Square Launches Order App for Food Collection

Square OrderMobile POS firm Square has launched Square Order, an iOS and Android app which can be used, as the name suggests, for ordering food on mobile.

Users can locate a participating restaurant, café or shop, then place their order and pay for it via the app. Once the food is ready for collection, they receive a notification and pick their order up without needing to queue.

The firm has simultaneously pulled Square Wallet from app stores, clearly pointing to Order as its replacement.

“We want to make it really clear to people looking for Square in the App Store that Order is where we see the future,” Square director  Ajit Varma told Re/code in an interview, admitting that the Wallet app “didn’t have a lot of the utility value”.
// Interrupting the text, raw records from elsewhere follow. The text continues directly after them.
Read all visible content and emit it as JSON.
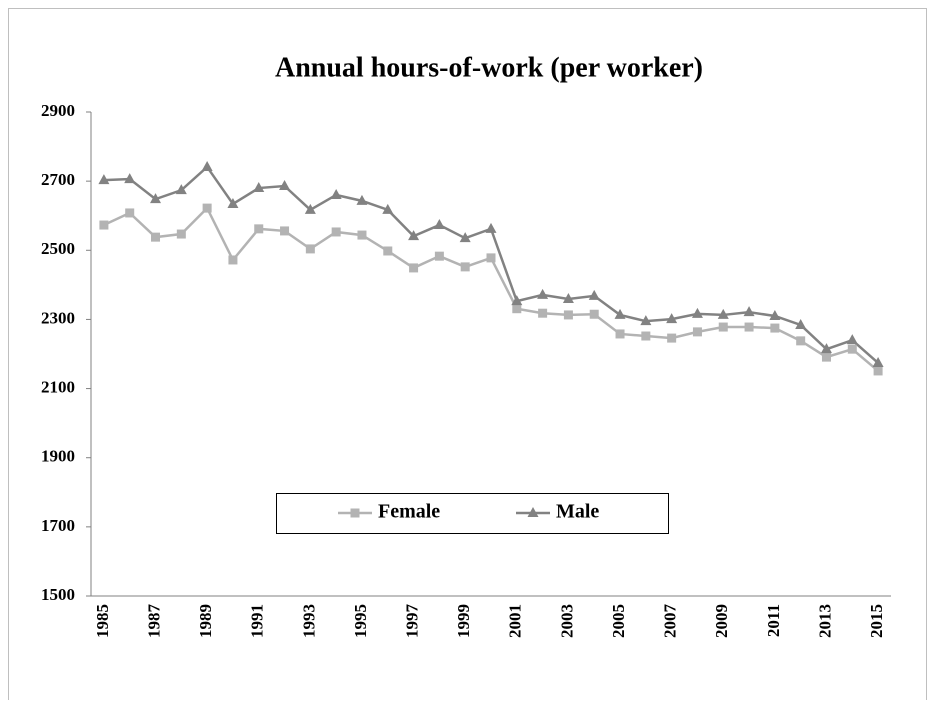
{
  "chart_data": {
    "type": "line",
    "title": "Annual hours-of-work (per worker)",
    "categories": [
      "1985",
      null,
      "1987",
      null,
      "1989",
      null,
      "1991",
      null,
      "1993",
      null,
      "1995",
      null,
      "1997",
      null,
      "1999",
      null,
      "2001",
      null,
      "2003",
      null,
      "2005",
      null,
      "2007",
      null,
      "2009",
      null,
      "2011",
      null,
      "2013",
      null,
      "2015"
    ],
    "series": [
      {
        "name": "Female",
        "color": "#b3b3b3",
        "marker": "square",
        "values": [
          2573,
          2608,
          2538,
          2547,
          2622,
          2472,
          2562,
          2556,
          2504,
          2553,
          2544,
          2498,
          2449,
          2483,
          2452,
          2478,
          2331,
          2318,
          2313,
          2315,
          2258,
          2252,
          2246,
          2264,
          2278,
          2278,
          2275,
          2238,
          2191,
          2214,
          2151
        ]
      },
      {
        "name": "Male",
        "color": "#828282",
        "marker": "triangle",
        "values": [
          2703,
          2706,
          2648,
          2674,
          2741,
          2634,
          2680,
          2686,
          2617,
          2660,
          2643,
          2617,
          2541,
          2573,
          2535,
          2562,
          2353,
          2371,
          2359,
          2368,
          2313,
          2295,
          2301,
          2316,
          2313,
          2321,
          2310,
          2284,
          2214,
          2240,
          2174
        ]
      }
    ],
    "ylim": [
      1500,
      2900
    ],
    "yticks": [
      1500,
      1700,
      1900,
      2100,
      2300,
      2500,
      2700,
      2900
    ],
    "grid": false,
    "legend": "lower center"
  }
}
Square Wallet was Jack Dorsey’s startup’s big bet, launched three years ago, to allow coffee shop patrons and restaurant goers to use payment information stored in the app to pay for goods by checking in to a shop via the app and then simply giving a cashier their name at checkout. The theory was that cafe or restaurant patrons would find that method of payment easier than swiping a physical payment card.
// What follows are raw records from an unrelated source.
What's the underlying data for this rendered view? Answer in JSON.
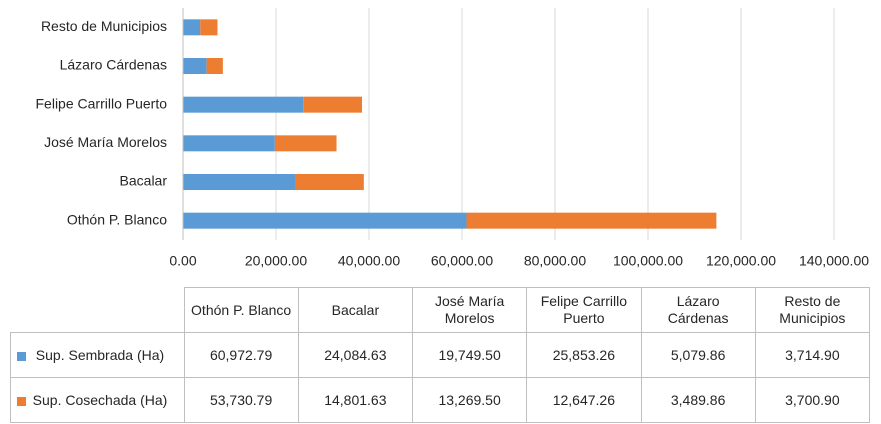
{
  "chart_data": {
    "type": "stacked_bar_horizontal",
    "categories": [
      "Othón P. Blanco",
      "Bacalar",
      "José María Morelos",
      "Felipe Carrillo Puerto",
      "Lázaro Cárdenas",
      "Resto de Municipios"
    ],
    "series": [
      {
        "name": "Sup. Sembrada (Ha)",
        "color": "#5b9bd5",
        "values": [
          60972.79,
          24084.63,
          19749.5,
          25853.26,
          5079.86,
          3714.9
        ],
        "value_labels": [
          "60,972.79",
          "24,084.63",
          "19,749.50",
          "25,853.26",
          "5,079.86",
          "3,714.90"
        ]
      },
      {
        "name": "Sup. Cosechada (Ha)",
        "color": "#ed7d31",
        "values": [
          53730.79,
          14801.63,
          13269.5,
          12647.26,
          3489.86,
          3700.9
        ],
        "value_labels": [
          "53,730.79",
          "14,801.63",
          "13,269.50",
          "12,647.26",
          "3,489.86",
          "3,700.90"
        ]
      }
    ],
    "xlim": [
      0,
      140000
    ],
    "xticks": [
      {
        "value": 0,
        "label": "0.00"
      },
      {
        "value": 20000,
        "label": "20,000.00"
      },
      {
        "value": 40000,
        "label": "40,000.00"
      },
      {
        "value": 60000,
        "label": "60,000.00"
      },
      {
        "value": 80000,
        "label": "80,000.00"
      },
      {
        "value": 100000,
        "label": "100,000.00"
      },
      {
        "value": 120000,
        "label": "120,000.00"
      },
      {
        "value": 140000,
        "label": "140,000.00"
      }
    ],
    "grid": true
  }
}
The service, first spotted by The Next Web, is initially only available in New York and San Francisco, following a closed trial in the two cities that has been running since February.
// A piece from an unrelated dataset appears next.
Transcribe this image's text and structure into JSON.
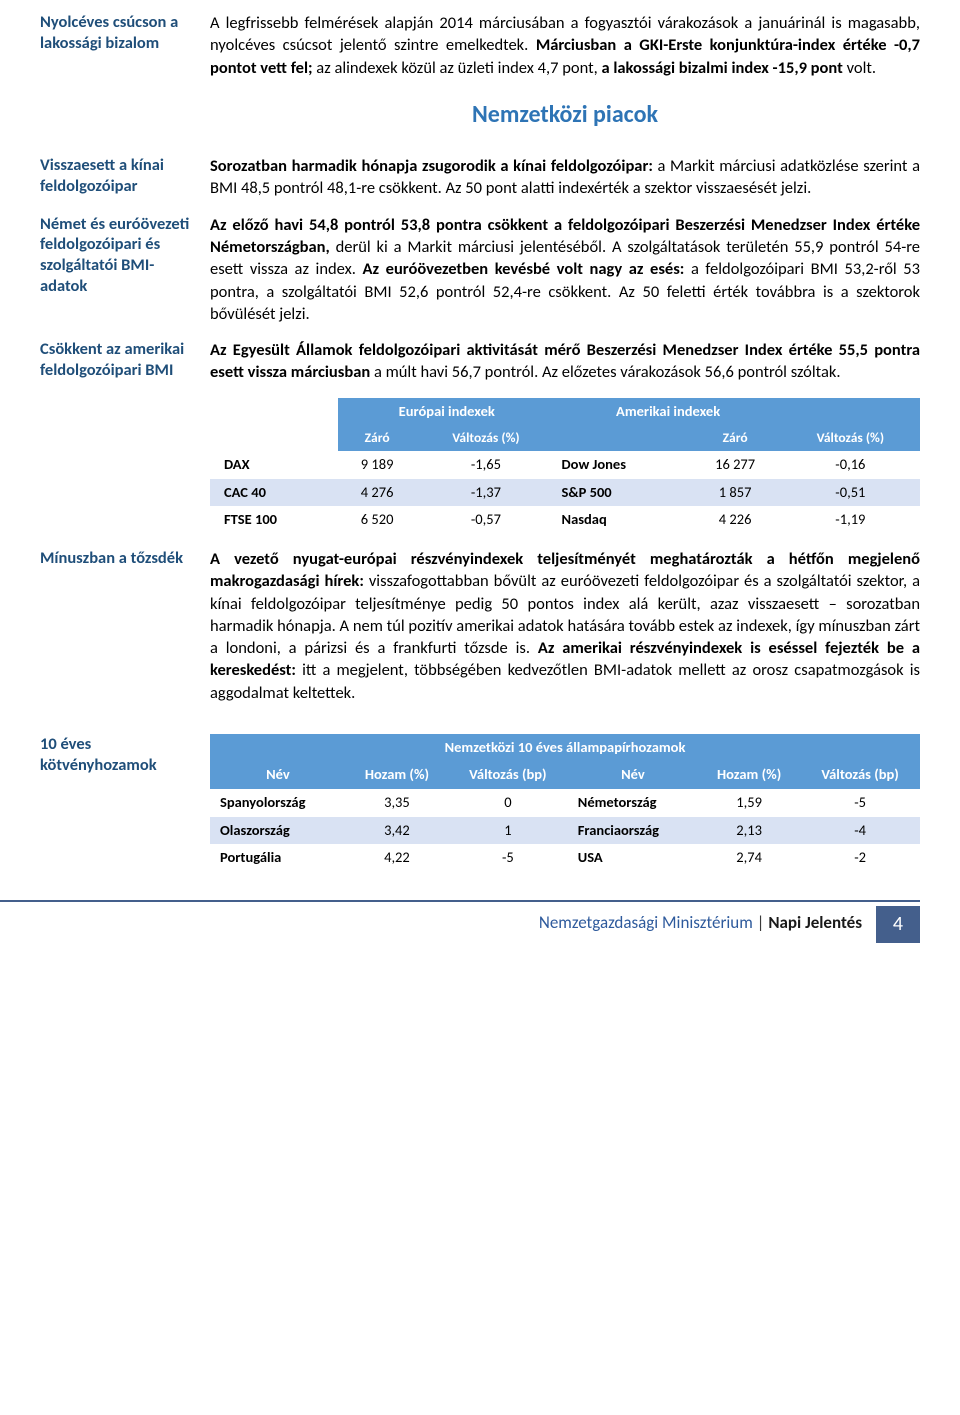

Order works in conjunction with the business-facing Pick Up service launched at the end of last month for merchants who want to accept pre-orders from customers – which is in turn integrated with Square Register POS systems.

The launch not only gives Square additional sources of revenue – Pick Up charges an eight per cent processing fee for each order – it could also potentially build a closed ecosystem for mobile orders and payments where Square has control over each aspect.